A Year Ago Today
On September 5 of last year, The New York Times took the unusual step of publishing an op-ed anonymously. It began “I Am Part of the Resistance inside the Trump Administration,” and quickly became known as the “Resistance” op-ed. From the start, there was wide‐ranging speculation as to who might have been the author(s); to this day, that has not been settled. (Spoiler alert: it will not be settled in this blog post, either. But that’s getting ahead of things.) When I learned of this op-ed, the first thing that came to mind, of course, was, “I wonder if authorship attribution software could....” This was followed by, “Well, of course it could. If given the right training data.” When time permitted, I had a look on the internet into where one might find training data, and for that matter who were the people to consider for the pool of candidate authors. I found at least a couple of blog posts that mentioned the possibility of using tweets from administration officials. One gave a preliminary analysis (with President Trump himself receiving the highest score, though by a narrow margin—go figure). It even provided a means of downloading a dataset that the poster had gone to some work to cull from the Twitter site.

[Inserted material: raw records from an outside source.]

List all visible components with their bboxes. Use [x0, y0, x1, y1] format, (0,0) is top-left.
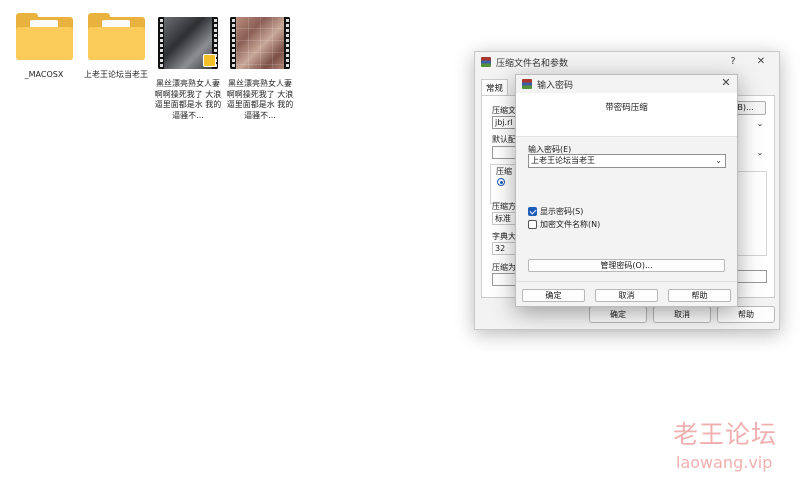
tab-bar: 常规: [481, 79, 509, 96]
help-button[interactable]: 帮助: [668, 289, 731, 302]
show-password-checkbox[interactable]: [528, 207, 537, 216]
close-icon[interactable]: ✕: [719, 76, 733, 89]
chevron-down-icon[interactable]: ⌄: [754, 117, 766, 130]
encrypt-names-label: 加密文件名称(N): [540, 220, 601, 229]
encrypt-names-checkbox[interactable]: [528, 220, 537, 229]
dictionary-label: 字典大: [492, 232, 516, 241]
folder-item-macosx[interactable]: _MACOSX: [9, 13, 79, 81]
split-label: 压缩为: [492, 263, 516, 272]
winrar-icon: [522, 79, 532, 89]
password-dialog: 输入密码 ✕ 带密码压缩 输入密码(E) 上老王论坛当老王 ⌄ 显示密码(S) …: [515, 74, 738, 307]
file-caption: 黑丝漂亮熟女人妻 啊啊操死我了 大浪逼里面都是水 我的逼骚不...: [154, 79, 222, 120]
password-header: 带密码压缩: [516, 93, 737, 137]
player-badge-icon: [203, 54, 216, 67]
file-caption: 上老王论坛当老王: [84, 70, 148, 79]
help-button[interactable]: 帮助: [717, 306, 775, 323]
folder-icon: [15, 13, 73, 60]
help-title-button[interactable]: ?: [723, 54, 743, 70]
default-profile-label: 默认配: [492, 135, 516, 144]
file-caption: 黑丝漂亮熟女人妻 啊啊操死我了 大浪逼里面都是水 我的逼骚不...: [226, 79, 294, 120]
manage-passwords-button[interactable]: 管理密码(O)...: [528, 259, 725, 272]
cancel-button[interactable]: 取消: [653, 306, 711, 323]
password-input[interactable]: 上老王论坛当老王 ⌄: [528, 154, 726, 168]
watermark-title: 老王论坛: [673, 420, 778, 449]
chevron-down-icon[interactable]: ⌄: [754, 146, 766, 159]
split-unit-select[interactable]: [737, 270, 767, 283]
dialog-title: 压缩文件名和参数: [496, 58, 569, 69]
chevron-down-icon[interactable]: ⌄: [715, 155, 722, 167]
video-file-item-1[interactable]: 黑丝漂亮熟女人妻 啊啊操死我了 大浪逼里面都是水 我的逼骚不...: [153, 17, 223, 121]
password-value: 上老王论坛当老王: [531, 156, 595, 165]
folder-icon: [87, 13, 145, 60]
archive-name-label: 压缩文: [492, 106, 516, 115]
encrypt-names-option[interactable]: 加密文件名称(N): [528, 219, 600, 230]
method-label: 压缩方: [492, 202, 516, 211]
ok-button[interactable]: 确定: [589, 306, 647, 323]
file-caption: _MACOSX: [24, 70, 64, 79]
video-file-item-2[interactable]: 黑丝漂亮熟女人妻 啊啊操死我了 大浪逼里面都是水 我的逼骚不...: [225, 17, 295, 121]
watermark-url: laowang.vip: [676, 453, 773, 472]
cancel-button[interactable]: 取消: [595, 289, 658, 302]
password-dialog-titlebar: 输入密码: [516, 75, 737, 93]
show-password-label: 显示密码(S): [540, 207, 584, 216]
video-thumbnail-icon: [158, 17, 218, 69]
tab-general[interactable]: 常规: [481, 79, 509, 96]
close-icon[interactable]: ✕: [751, 54, 771, 70]
ok-button[interactable]: 确定: [522, 289, 585, 302]
video-thumbnail-icon: [230, 17, 290, 69]
format-radio[interactable]: [497, 178, 505, 186]
winrar-icon: [481, 57, 491, 67]
folder-item-laowang[interactable]: 上老王论坛当老王: [81, 13, 151, 81]
show-password-option[interactable]: 显示密码(S): [528, 206, 583, 217]
archive-format-label: 压缩: [496, 167, 512, 176]
divider: [516, 281, 737, 282]
password-dialog-title: 输入密码: [537, 80, 574, 91]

The code from that blog was in a language/script in which I am not fluent. My coauthor on two authorship attribution papers (and other work), Catalin Stoean, was able to download the data successfully. I first did some quick validation (to be seen) and got solid results. Upon setting the software loose on the op-ed in question, a clear winner emerged. So for a short time I “knew” who wrote that piece. Except. I decided more serious testing was required.